The Red Queen in the Repository
One of the grand curation challenges is to secure metadata quality in the ever-changing environment of metadata standards and file formats. As the Red Queen tells Alice in Through the Looking-Glass: “Now, here, you see, it takes all the running you can do, to keep in the same place.” That is, there is some “running” needed to keep metadata records in a research data repository fit for long-term use and put in place. One of the main tools of adaptation and keeping pace with the evolution of new standards, formats – and versions of standards in this ever-changing environment are validation schemas. Validation schemas are mainly seen as methods of checking data quality and fitness for use, but are also important for long-term preservation. We might like to think that our present (meta)data standards and formats are made for eternity, but in reality we know that standards evolve, formats change (some even become obsolete with time), and so do our needs for storage, searching and future dissemination for re-use. Eventually, we come to a point where transformation of our archival records and migration to other formats will be necessary. This could also mean that even if the AIPs, the Archival Information Packages stay the same in storage, the DIPs, the Dissemination Information Packages that we want to extract from the archive are subject to change of format. Further, in order for archival information packages to be self-sustainable, as required in the OAIS model, it is important to take interdependencies between individual files in the information packages into account.
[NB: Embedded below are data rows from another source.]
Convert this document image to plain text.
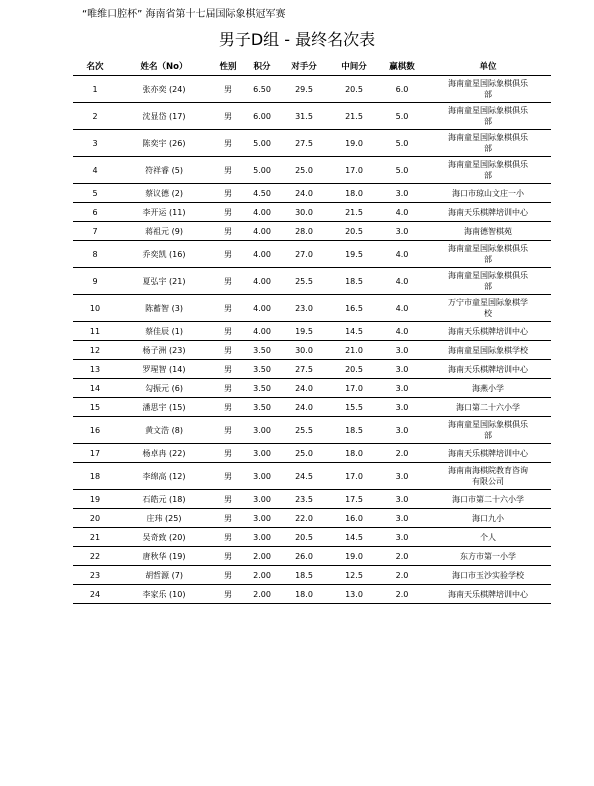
“唯维口腔杯” 海南省第十七届国际象棋冠军赛
男子D组 - 最终名次表
名次	姓名（No）	性别	积分	对手分	中间分	赢棋数	单位
1	张亦奕 (24)	男	6.50	29.5	20.5	6.0	海南童星国际象棋俱乐部

2	沈显岱 (17)	男	6.00	31.5	21.5	5.0	海南童星国际象棋俱乐部

3	陈奕宇 (26)	男	5.00	27.5	19.0	5.0	海南童星国际象棋俱乐部

4	符祥睿 (5)	男	5.00	25.0	17.0	5.0	海南童星国际象棋俱乐部

5	蔡议德 (2)	男	4.50	24.0	18.0	3.0	海口市琼山文庄一小

6	李开运 (11)	男	4.00	30.0	21.5	4.0	海南天乐棋牌培训中心

7	蒋祖元 (9)	男	4.00	28.0	20.5	3.0	海南德智棋苑

8	乔奕凯 (16)	男	4.00	27.0	19.5	4.0	海南童星国际象棋俱乐部

9	夏弘宇 (21)	男	4.00	25.5	18.5	4.0	海南童星国际象棋俱乐部

10	陈蓄智 (3)	男	4.00	23.0	16.5	4.0	万宁市童星国际象棋学校

11	蔡佳辰 (1)	男	4.00	19.5	14.5	4.0	海南天乐棋牌培训中心

12	杨子洲 (23)	男	3.50	30.0	21.0	3.0	海南童星国际象棋学校

13	罗瑆智 (14)	男	3.50	27.5	20.5	3.0	海南天乐棋牌培训中心

14	勾振元 (6)	男	3.50	24.0	17.0	3.0	海燕小学

15	潘思宇 (15)	男	3.50	24.0	15.5	3.0	海口第二十六小学

16	黄文浩 (8)	男	3.00	25.5	18.5	3.0	海南童星国际象棋俱乐部

17	杨卓冉 (22)	男	3.00	25.0	18.0	2.0	海南天乐棋牌培训中心

18	李绵高 (12)	男	3.00	24.5	17.0	3.0	海南南海棋院教育咨询有限公司

19	石皓元 (18)	男	3.00	23.5	17.5	3.0	海口市第二十六小学

20	庄玮 (25)	男	3.00	22.0	16.0	3.0	海口九小

21	吴奇致 (20)	男	3.00	20.5	14.5	3.0	个人

22	唐秋华 (19)	男	2.00	26.0	19.0	2.0	东方市第一小学

23	胡哲源 (7)	男	2.00	18.5	12.5	2.0	海口市玉沙实验学校

24	李家乐 (10)	男	2.00	18.0	13.0	2.0	海南天乐棋牌培训中心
This should be done already by the time of ingest and validation of the SIPs, the Submission Information Packages, and along the line at different points of necessary transformation/migration (from SIP to AIP, from AIP to DIP etc.), in order to counter obsolescence.
This paper investigates possible validation errors and missing elements in metadata records from three general purpose, multidisciplinary research data repositories – Figshare, Harvard’s Dataverse and Zenodo, and explores the potential effects of these errors on future transformation to AIPs and migration to other formats within a digital archive.